Mutterschutz und Kündigungsschutz für Arbeitnehmerinnen

Beim gesetzlichen Mutterschutz gilt als eine der wichtigen Fragen: Kann die Arbeitnehmerin angemessen reagieren, hatte sie überhaupt ausreichend Zeit ihre Situation zu realisieren? Denn die Zwei-Wochen-Frist zur Mitteilung der Schwangerschaft an einen Arbeitgeber nach einer Kündigung ist vom Gesetz her für Frauen gedacht, die schon länger von ihrer Schwangerschaft wissen. Ist aber genau dies nicht der Fall, so ist ein größerer Zeitraum einzuräumen, entschied das Bundesarbeitsgericht.

Schaut man sich den Sachverhalt an, so wird die Entscheidung der Bundesrichter auch schnell nachvollziehbar: Einer 20-jährigen Zahnarzthelferin wurde während ihrer Probezeit gekündigt. 13 Tage nach Zugang der Kündigung wurde bei ihr eine Schwangerschaft festgestellt. Dies kam so überraschend, dass sie damit in eine für sie verzweifelte Lage geriet. Sie wusste zunächst nicht, wie sie ihrem Freund und ihrer Mutter von der Schwangerschaft berichten sollte.

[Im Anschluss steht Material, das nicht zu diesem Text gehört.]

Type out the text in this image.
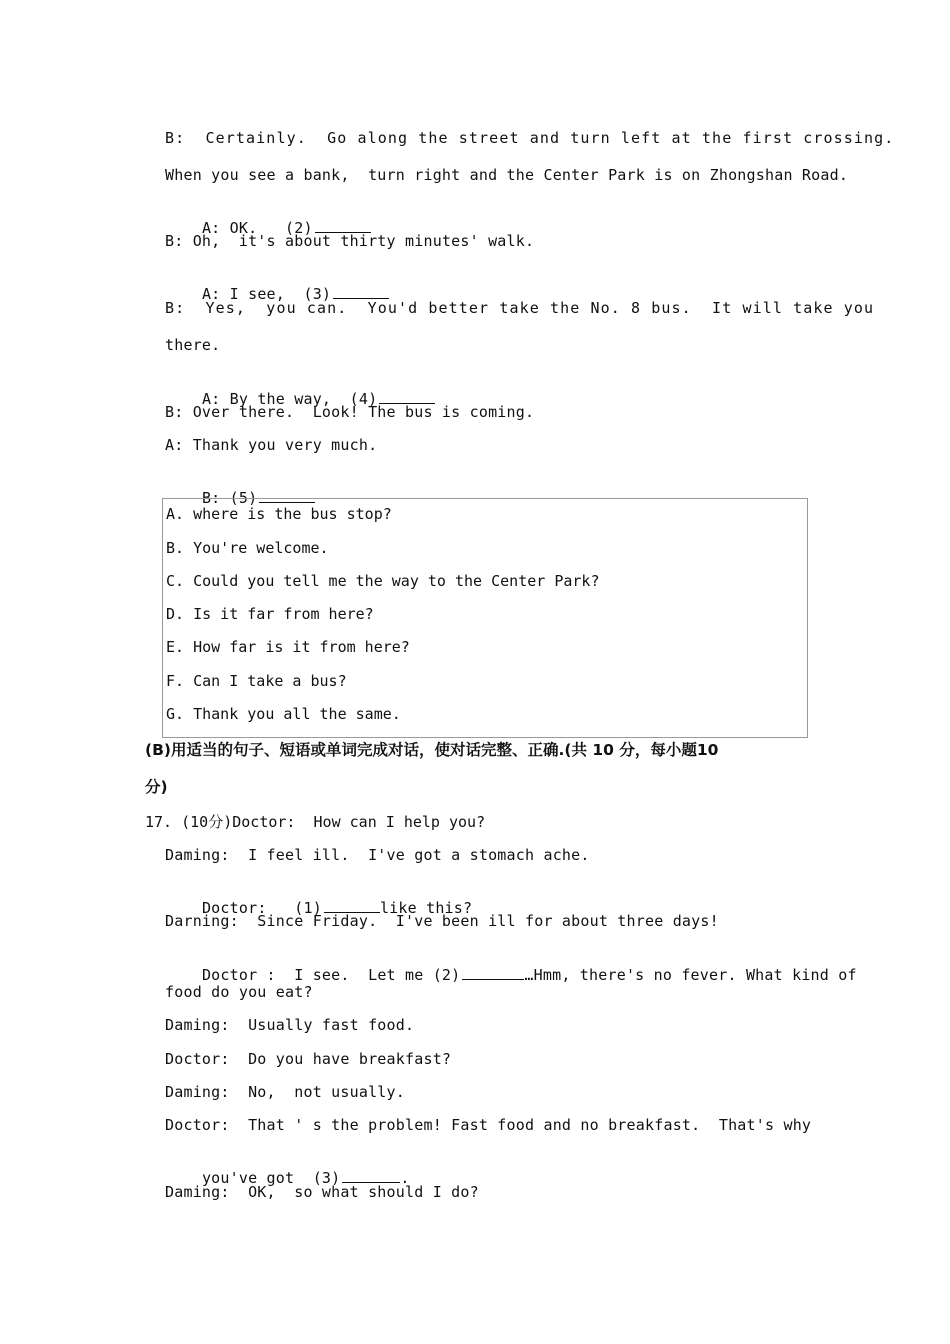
B:  Certainly.  Go along the street and turn left at the first crossing.
When you see a bank,  turn right and the Center Park is on Zhongshan Road.

A: OK.   (2)

B: Oh,  it's about thirty minutes' walk.

A: I see,  (3)

B:  Yes,  you can.  You'd better take the No. 8 bus.  It will take you
there.

A: By the way,  (4)

B: Over there.  Look! The bus is coming.
A: Thank you very much.

B: (5)

A. where is the bus stop?
B. You're welcome.
C. Could you tell me the way to the Center Park?
D. Is it far from here?
E. How far is it from here?
F. Can I take a bus?
G. Thank you all the same.
(B)用适当的句子、短语或单词完成对话，使对话完整、正确.(共 10 分，每小题10
分)
17. (10分)Doctor:  How can I help you?
Daming:  I feel ill.  I've got a stomach ache.

Doctor:   (1)	like this?

Darning:  Since Friday.  I've been ill for about three days!

Doctor :  I see.  Let me (2)	…Hmm, there's no fever. What kind of

food do you eat?
Daming:  Usually fast food.
Doctor:  Do you have breakfast?
Daming:  No,  not usually.
Doctor:  That ' s the problem! Fast food and no breakfast.  That's why

you've got  (3)	.

Daming:  OK,  so what should I do?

Nachdem sie sich Klarheit verschafft hatte, teilte sie ihrem Arbeitgeber die Schwangerschaft mit und beanspruchte den besonderen Kündigungsschutz für Schwangere. Der Arbeitgeber bestand aber auf der Kündigung, da bereits die zweiwöchige Mitteilungsfrist abgelaufen war. So kam es zu Kündigungsschutzklage gegen die Praxis.

In der zweiten Instanz stellte das Landesarbeitsgericht München fest, dass die Kündigung nicht gegen das Mutterschutzgesetz verstoße und daher wirksam sei. Das von der jungen Mutter daraufhin angerufene Bundesarbeitsgericht sah dies hingegen anders und entschied mit Urteil vom September 2002, dass der jungen Frau sehr wohl Mutterschutz beziehungsweise Kündigungsschutz zustehe.

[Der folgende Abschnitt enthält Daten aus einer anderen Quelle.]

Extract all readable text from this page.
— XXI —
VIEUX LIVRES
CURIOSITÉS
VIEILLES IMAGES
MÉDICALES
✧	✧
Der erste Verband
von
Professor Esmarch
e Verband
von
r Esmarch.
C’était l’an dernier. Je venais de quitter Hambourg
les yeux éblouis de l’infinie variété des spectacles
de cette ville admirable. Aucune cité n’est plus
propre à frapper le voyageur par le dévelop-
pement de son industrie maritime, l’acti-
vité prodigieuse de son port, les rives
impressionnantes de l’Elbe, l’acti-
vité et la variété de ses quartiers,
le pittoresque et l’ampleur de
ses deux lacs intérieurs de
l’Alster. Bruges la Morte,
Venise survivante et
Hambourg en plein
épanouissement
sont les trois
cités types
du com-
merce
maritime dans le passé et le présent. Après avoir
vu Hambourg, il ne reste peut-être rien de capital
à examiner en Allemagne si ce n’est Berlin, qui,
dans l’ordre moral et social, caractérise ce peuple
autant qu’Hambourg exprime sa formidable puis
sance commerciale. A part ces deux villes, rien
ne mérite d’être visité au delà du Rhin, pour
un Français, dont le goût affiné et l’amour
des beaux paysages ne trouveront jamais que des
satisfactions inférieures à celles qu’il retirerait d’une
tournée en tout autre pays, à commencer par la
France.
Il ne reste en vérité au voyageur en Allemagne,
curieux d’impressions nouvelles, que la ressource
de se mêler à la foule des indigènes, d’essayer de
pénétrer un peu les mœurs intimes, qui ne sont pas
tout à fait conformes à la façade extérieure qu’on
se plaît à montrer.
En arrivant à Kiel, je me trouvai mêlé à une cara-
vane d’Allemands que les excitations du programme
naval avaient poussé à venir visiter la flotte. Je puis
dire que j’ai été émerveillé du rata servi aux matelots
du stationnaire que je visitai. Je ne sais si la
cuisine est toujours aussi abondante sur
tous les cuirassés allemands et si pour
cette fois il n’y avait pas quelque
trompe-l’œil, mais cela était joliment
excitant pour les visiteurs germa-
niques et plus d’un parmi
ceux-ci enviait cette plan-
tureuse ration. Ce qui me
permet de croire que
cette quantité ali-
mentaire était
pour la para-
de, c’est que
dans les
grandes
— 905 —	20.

Grundsätzlich gilt: Eine Kündigung gegenüber einer schwangeren Frau ist gesetzlich zulässig unzulässig, wenn dem Arbeitgeber die Schwangerschaft bekannt war oder innerhalb von zwei Wochen nach Zugang der Kündigung mitgeteilt wurde. Beides sei zwar hier nicht der Fall gewesen – jedoch sei das Versäumnis der Mitteilungsfrist letztlich unschädlich, so das Bundesarbeitsgericht, da es auf einem von der Klägerin nicht zu vertretenden Grund beruht habe. Die Mitteilung an den Arbeitgeber sei dann ja auch unverzüglich nachgeholt worden.

Dabei sei besonders darauf zu achten, so die Richter, dass der Sinn des Gesetzes unter anderem darin bestehe, werdende Mütter von den psychischen Belastungen einer Kündigung zu schützen – und damit (wie im vorliegenden Fall) der Schwangeren nach Kenntnis der Schwangerschaft eine zumindest kurze Überlegungsfrist einzuräumen.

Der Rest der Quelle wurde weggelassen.